The point Christ made was concisely summarized in the question, “Is thine eye evil, because I am good?” The closing argument is based squarely on that. “So the last shall be first, and the first last: for many be called, but few chosen.” This argument must be seen in light of, and within the parameters of, this good vs evil issue. We ask, are the first last because their eye was evil? Had their attitude taken them beyond the boundaries of good will and grace?
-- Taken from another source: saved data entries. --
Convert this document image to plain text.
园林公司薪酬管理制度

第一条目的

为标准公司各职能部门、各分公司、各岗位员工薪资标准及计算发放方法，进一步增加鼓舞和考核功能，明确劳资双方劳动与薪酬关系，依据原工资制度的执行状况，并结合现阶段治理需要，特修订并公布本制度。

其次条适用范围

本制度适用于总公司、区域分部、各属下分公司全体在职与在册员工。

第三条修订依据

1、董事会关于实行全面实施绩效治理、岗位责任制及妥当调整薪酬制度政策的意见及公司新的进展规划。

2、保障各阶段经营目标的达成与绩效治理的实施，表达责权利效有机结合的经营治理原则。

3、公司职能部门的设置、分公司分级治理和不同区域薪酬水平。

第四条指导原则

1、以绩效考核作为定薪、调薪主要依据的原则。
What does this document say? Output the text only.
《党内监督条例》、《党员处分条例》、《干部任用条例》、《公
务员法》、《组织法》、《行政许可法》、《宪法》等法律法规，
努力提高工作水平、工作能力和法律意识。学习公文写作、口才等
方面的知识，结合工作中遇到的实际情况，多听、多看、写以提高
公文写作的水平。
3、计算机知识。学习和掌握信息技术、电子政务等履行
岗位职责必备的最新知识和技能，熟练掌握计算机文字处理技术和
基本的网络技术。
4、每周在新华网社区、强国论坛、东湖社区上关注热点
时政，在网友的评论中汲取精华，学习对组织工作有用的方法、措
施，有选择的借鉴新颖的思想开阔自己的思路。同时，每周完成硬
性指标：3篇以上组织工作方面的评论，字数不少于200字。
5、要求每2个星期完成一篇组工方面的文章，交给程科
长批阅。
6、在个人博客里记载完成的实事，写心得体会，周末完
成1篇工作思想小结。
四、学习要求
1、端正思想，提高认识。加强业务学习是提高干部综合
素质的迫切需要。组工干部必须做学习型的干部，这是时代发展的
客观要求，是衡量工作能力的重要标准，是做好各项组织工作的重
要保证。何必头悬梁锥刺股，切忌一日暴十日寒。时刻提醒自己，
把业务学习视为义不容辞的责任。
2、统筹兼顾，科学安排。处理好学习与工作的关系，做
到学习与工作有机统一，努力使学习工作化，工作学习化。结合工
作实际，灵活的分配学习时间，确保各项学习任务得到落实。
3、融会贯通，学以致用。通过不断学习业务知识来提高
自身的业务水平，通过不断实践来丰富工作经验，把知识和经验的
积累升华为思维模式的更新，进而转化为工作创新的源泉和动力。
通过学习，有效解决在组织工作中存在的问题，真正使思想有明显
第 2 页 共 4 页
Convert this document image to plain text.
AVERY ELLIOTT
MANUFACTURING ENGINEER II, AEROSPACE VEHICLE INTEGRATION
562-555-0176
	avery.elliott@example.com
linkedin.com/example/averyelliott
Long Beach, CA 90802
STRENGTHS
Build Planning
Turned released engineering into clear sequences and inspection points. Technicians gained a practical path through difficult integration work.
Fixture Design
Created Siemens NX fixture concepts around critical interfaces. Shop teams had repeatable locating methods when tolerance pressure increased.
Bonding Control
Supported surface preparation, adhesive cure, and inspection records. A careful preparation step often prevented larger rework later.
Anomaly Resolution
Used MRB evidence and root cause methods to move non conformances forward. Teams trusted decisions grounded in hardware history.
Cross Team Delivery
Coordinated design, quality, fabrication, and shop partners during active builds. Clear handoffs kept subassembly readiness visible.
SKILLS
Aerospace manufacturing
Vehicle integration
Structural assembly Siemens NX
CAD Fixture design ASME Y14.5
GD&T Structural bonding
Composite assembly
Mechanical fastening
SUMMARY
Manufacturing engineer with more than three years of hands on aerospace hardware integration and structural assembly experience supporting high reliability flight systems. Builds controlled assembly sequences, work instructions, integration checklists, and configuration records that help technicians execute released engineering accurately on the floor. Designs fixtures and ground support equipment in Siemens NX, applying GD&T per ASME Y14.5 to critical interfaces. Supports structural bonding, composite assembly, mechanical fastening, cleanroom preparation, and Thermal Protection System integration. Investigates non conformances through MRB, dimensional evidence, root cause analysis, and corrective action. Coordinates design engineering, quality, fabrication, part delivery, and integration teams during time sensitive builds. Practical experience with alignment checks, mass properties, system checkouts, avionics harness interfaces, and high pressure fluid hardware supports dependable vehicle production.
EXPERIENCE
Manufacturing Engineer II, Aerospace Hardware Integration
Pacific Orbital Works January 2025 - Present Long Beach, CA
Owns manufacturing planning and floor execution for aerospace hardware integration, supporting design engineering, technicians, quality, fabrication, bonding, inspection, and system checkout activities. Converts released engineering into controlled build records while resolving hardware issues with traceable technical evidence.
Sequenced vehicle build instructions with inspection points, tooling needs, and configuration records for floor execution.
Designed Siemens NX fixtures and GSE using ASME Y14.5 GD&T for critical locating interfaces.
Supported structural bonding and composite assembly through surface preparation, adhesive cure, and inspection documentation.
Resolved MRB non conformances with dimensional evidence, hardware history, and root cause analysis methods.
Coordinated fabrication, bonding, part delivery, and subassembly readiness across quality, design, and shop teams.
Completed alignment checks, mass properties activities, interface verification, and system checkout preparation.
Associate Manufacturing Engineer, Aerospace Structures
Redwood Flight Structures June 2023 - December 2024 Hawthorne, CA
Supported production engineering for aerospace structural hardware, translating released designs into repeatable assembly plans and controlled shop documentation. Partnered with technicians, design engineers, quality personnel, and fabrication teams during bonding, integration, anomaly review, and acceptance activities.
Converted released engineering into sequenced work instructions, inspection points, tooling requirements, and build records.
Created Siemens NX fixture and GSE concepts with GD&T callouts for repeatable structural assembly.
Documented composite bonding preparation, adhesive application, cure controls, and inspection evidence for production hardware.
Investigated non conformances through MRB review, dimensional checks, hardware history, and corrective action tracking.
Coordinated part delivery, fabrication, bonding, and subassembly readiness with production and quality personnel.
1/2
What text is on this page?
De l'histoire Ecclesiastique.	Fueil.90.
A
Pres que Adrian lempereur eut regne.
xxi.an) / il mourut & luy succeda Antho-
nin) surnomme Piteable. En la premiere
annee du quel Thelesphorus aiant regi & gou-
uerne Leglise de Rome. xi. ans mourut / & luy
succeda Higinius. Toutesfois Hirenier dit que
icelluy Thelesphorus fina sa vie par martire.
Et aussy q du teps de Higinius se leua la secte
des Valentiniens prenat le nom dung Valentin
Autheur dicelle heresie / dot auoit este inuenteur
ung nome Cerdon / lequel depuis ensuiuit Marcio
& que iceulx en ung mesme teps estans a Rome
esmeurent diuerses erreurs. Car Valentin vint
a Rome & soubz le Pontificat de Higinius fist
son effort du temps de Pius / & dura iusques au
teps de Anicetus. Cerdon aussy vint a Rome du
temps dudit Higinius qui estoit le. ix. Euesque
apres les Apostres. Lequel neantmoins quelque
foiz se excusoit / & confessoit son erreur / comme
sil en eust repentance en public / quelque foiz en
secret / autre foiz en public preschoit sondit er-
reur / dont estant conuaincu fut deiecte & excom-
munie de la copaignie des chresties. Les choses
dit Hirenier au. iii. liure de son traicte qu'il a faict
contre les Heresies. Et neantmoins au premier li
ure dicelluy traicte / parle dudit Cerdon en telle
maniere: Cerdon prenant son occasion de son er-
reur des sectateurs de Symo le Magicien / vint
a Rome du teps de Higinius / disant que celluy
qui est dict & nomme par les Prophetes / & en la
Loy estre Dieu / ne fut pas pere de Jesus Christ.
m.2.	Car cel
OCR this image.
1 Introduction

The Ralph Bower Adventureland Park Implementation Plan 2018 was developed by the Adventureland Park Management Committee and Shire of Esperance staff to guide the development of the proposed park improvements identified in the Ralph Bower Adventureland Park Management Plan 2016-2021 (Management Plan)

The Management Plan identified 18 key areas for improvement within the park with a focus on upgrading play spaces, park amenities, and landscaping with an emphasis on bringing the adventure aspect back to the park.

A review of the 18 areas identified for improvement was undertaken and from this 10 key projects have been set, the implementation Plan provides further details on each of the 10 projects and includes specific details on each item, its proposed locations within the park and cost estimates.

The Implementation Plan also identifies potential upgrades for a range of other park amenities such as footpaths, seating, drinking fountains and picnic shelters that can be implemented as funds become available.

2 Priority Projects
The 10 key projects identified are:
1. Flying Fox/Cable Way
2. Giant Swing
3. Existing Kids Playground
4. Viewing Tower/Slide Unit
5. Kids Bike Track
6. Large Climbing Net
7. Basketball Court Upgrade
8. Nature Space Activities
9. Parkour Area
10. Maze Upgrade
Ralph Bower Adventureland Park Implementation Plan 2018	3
I'm sure the last, having received as much as the men who worked all day, would have been more thankful – in fact, in the face of such grace, they must have been humbled, knowing it was given rather than earned.

“Many be called, but few chosen.” Certainly, the land owner called many to work on his land. Being good, he would have been naturally drawn to, and in sympathy with those of his own spiritual caliber. If that man at all considered keeping any of them on permanently, you and I might agree that it would not be the ones with an evil eye.

There might be no concise definition for this complex concept, indeed its many facets demand more than a simple sentence. Yet, I think we might consider the possibility that, as existence swings between its opposites, good will find its place among its own while evil is told, “Take that is thine, and go thy way.” It seems to be a part of the works that good is gathered while evil is culled.